107 In the event that I am mistaken as to this flaw, it would seem to me necessarily to follow from the approach of the Full Court in Sevdalis, which was, with respect, tolerant of a rather ordinary standard of administrative decision-making by the Determining Authority, that the decision as to requiring repayment was not unreasonable. It would just be that the Determining Authority had engaged with the submission and chosen, albeit for reasons briefly expressed, to adopt a decision with which some, perhaps even many, might not agree but which was, objectively, open. Whatever one might have thought based on earlier pronouncements at ultimate appellate level, the present disposition at that level is to regard a conclusion of unreasonableness as truly exceptional: Minister for Immigration and Border Protection v SZVFW (2018) 264 CLR 541 (SZVFW), at , , and .
108 SZVFW is also fatal to ground 3, which also requires a conclusion of unreasonableness to succeed. Having regard to the particulars furnished under this ground and as correspondingly developed in submissions, it is, on analysis, really a solicitation to merits review.

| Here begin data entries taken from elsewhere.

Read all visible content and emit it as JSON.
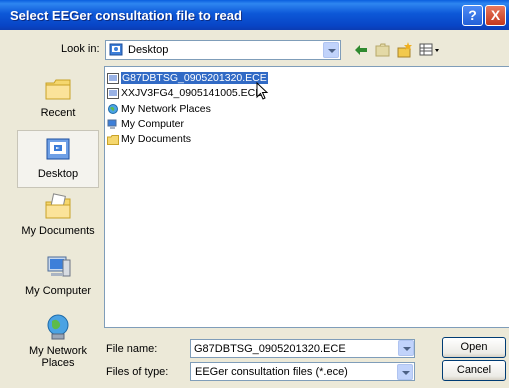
{
  "window": {
    "title": "Select EEGer consultation file to read",
    "help_label": "?",
    "close_label": "X"
  },
  "lookin": {
    "label": "Look in:",
    "value": "Desktop"
  },
  "places": [
    {
      "label": "Recent",
      "icon": "recent-folder-icon"
    },
    {
      "label": "Desktop",
      "icon": "desktop-icon",
      "selected": true
    },
    {
      "label": "My Documents",
      "icon": "my-documents-icon"
    },
    {
      "label": "My Computer",
      "icon": "my-computer-icon"
    },
    {
      "label": "My Network Places",
      "icon": "network-places-icon"
    }
  ],
  "files": [
    {
      "name": "G87DBTSG_0905201320.ECE",
      "icon": "ece-file-icon",
      "selected": true
    },
    {
      "name": "XXJV3FG4_0905141005.ECE",
      "icon": "ece-file-icon"
    },
    {
      "name": "My Network Places",
      "icon": "network-places-icon"
    },
    {
      "name": "My Computer",
      "icon": "my-computer-icon"
    },
    {
      "name": "My Documents",
      "icon": "my-documents-icon"
    }
  ],
  "filename": {
    "label": "File name:",
    "value": "G87DBTSG_0905201320.ECE"
  },
  "filetype": {
    "label": "Files of type:",
    "value": "EEGer consultation files (*.ece)"
  },
  "buttons": {
    "open": "Open",
    "cancel": "Cancel"
  },
  "colors": {
    "title_bar": "#0A5FDE",
    "selection": "#316AC5",
    "dialog_bg": "#ECE9D8"
  }
}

As particularised, a persuasive case is made out as to why the particular disqualification might not have been imposed by the Determining Authority. But that does not mean that, objectively, the disqualification imposed was unreasonable. It was just one of a range of possible outcomes.
109 Further, the disqualification authority found in s 106U(1)(g) of the HIA is not keyed to the very services reviewed by the committee. As was correctly pointed out on behalf of the Determining Authority, “‘Urgency’ remains a key consideration in MBS items 585, 588, 591 and 594”. Given the presently material basis of the inappropriate practice findings by the committee, and for the reasons given by the Determining Authority, a concern as to Dr Norouzi’s understanding of “urgency” was logically and rationally connected with those findings and the disqualification. This is evident from the following passage in the Determining Authority’s reasons ( and ):
36 … [The] Determining Authority is satisfied that it is important that he be given a period of time to familiarise himself with the requirements of the new item numbers to help ensure that the purposes of the scheme are met into the future.
37 In this regard, the Determining Authority notes Dr Norouzi’s further submission that in circumstances where he has ceased practising in the after-hours medical deputising sector and no longer renders after-hours MBS items, the proposed disqualification would have no practical effect. That may well be the case. Equally, however, the potential impact on Dr Norouzi and his patients would be limited for as long as he does not render those MBS item services.
110 The result therefore is that Dr Norouzi has succeeded only insofar as he has challenged the repayment determination.
111 Reading s 106U and s 106TA of the HIA together, the intention appears to be that a Determining Authority will make one final determination, which may contain one or more directions. I can see no basis for the setting aside or quashing of the whole of the final determination, only the direction as to repayment. On that subject, the matter will have to be remitted to the Determining Authority for reconsideration according to law. It will be necessary to hear from the parties as to costs.